NVIDIA Open Model License
Nemotron is distributed under the NVIDIA Open Model License, a licence that permits commercial use of the weights and model outputs, including — explicitly — the generation of synthetic data to be used in training other models. There are some caveats on conduct of use and attribution, but without the non-commercial or user-threshold limitations typical of other “open weights” licences.
The declared commercial positioning is consistent with this choice: NVIDIA proposes Nemotron as a synthetic data generator for training downstream models, more than as an end-user conversational assistant.

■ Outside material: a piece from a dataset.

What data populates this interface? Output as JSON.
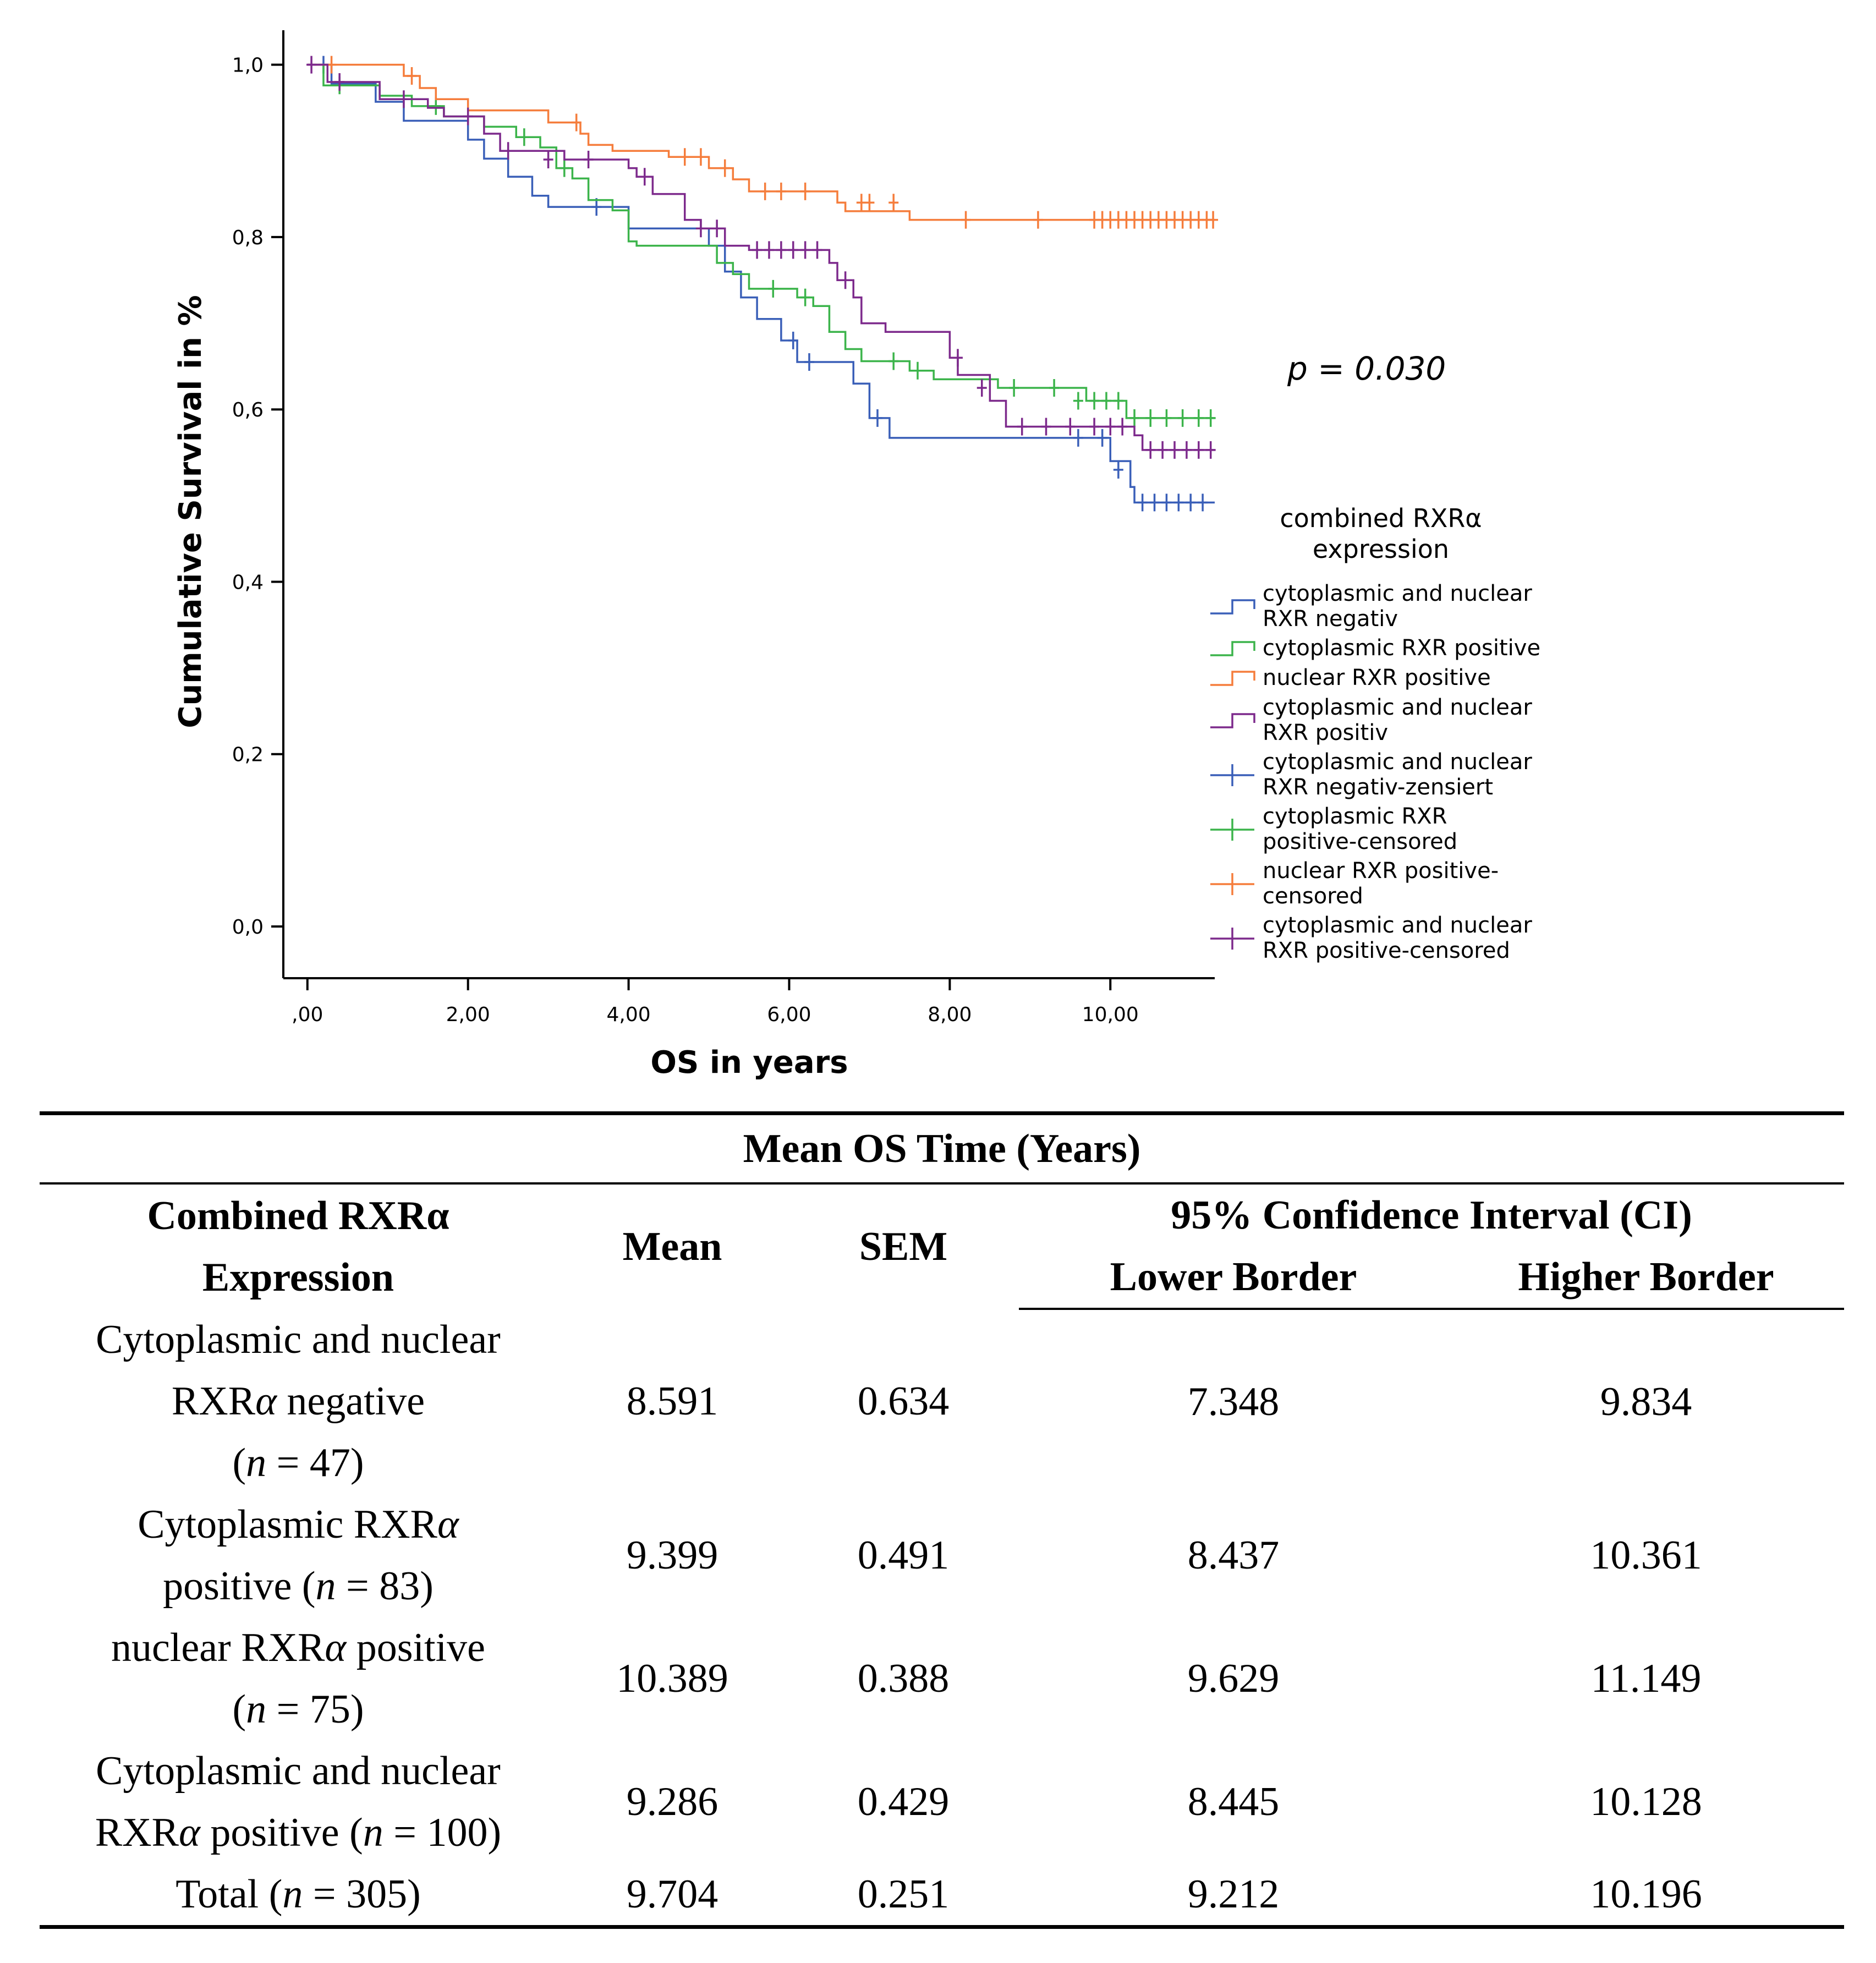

The reward model’s performance on public benchmarks at the time of release confirms the pipeline’s validity.
Evolution of the family
In October 2024, NVIDIA publishes Nemotron-70B, a more compact variant obtained through targeted fine-tuning, which achieves notable results on alignment and instruction-following benchmarks. The family evolves while keeping the same licence and the same philosophy: providing quality models together with the infrastructural components (reward, synthetic datasets) needed to train further models on NVIDIA ecosystems. NVIDIA’s goal is not to compete head-on with proprietary API providers, but to consolidate its position as a platform for the entire training pipeline.